Multimodal learning of grounded concepts in embodied systems
Autoři
Více o knize
The research of methods equipping a technical system with the ability to learn mental concepts of objects, properties, or actions is an important step towards the understanding of intelligence. A special challenge arises from the variety of different characteristics whose association forms our understanding of a concept. For example the concept of a table might comprise a decisive collection of planarity, height, size, the action of placing something on the surface, and the speech label used to refer to the table. In the last decade the growing awareness that concepts must be linked to the real world has led to several approaches capable of learning concepts from interaction. However, most of these systems require supervision during the learning process; others lack the scalability required to span the variety of possible associations forming a concept.
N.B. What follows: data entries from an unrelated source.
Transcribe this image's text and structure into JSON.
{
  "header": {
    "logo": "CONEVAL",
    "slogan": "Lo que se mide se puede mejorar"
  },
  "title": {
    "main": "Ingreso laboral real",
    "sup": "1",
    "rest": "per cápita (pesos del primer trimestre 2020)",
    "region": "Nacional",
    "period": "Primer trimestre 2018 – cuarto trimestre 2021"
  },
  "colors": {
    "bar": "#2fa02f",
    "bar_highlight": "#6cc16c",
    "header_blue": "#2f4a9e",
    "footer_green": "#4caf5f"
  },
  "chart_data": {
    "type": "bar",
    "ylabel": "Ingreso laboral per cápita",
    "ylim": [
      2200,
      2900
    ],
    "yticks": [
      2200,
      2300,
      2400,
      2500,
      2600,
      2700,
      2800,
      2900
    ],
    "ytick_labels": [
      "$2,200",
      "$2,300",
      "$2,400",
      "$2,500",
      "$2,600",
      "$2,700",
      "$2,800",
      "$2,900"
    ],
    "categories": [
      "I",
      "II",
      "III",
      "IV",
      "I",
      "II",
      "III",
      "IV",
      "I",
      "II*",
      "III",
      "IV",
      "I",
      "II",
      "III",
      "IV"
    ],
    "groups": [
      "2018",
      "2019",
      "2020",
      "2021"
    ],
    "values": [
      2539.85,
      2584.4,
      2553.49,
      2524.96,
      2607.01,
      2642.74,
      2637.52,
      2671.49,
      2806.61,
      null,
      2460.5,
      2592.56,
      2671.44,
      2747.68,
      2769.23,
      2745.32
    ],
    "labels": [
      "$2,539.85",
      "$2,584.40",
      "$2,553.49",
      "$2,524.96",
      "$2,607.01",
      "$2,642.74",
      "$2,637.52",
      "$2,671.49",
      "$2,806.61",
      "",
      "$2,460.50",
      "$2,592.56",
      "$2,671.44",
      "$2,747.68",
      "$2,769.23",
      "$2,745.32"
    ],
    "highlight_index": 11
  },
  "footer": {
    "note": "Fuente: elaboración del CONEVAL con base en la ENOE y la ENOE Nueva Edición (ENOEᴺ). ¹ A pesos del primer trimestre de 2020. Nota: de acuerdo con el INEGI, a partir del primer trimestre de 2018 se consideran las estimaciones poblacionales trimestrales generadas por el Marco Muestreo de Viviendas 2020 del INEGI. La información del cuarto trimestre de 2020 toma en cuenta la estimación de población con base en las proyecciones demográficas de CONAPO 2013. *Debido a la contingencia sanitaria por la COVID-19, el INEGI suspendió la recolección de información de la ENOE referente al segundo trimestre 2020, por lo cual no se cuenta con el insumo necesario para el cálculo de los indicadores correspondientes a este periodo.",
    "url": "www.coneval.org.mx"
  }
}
An important research question that has been vastly neglected concerns the visual perception: How can a system segregate objects from its surrounding, if it lacks any knowledge about their appearance? In recent approaches this question has been avoided by constraining the learning scenario to more or less static platforms observing objects on a uniformly colored table. This does not only limit the concepts to be learned but also prevents natural interaction. The contribution of this work covers these three different aspects: It presents an unsupervised mechanism for the leaming of multimodal concepts, a generic framework for visual perception linking these concepts to the real world, and a system embedding the above on a humanoid robot acting autonomously in dynamic scenes.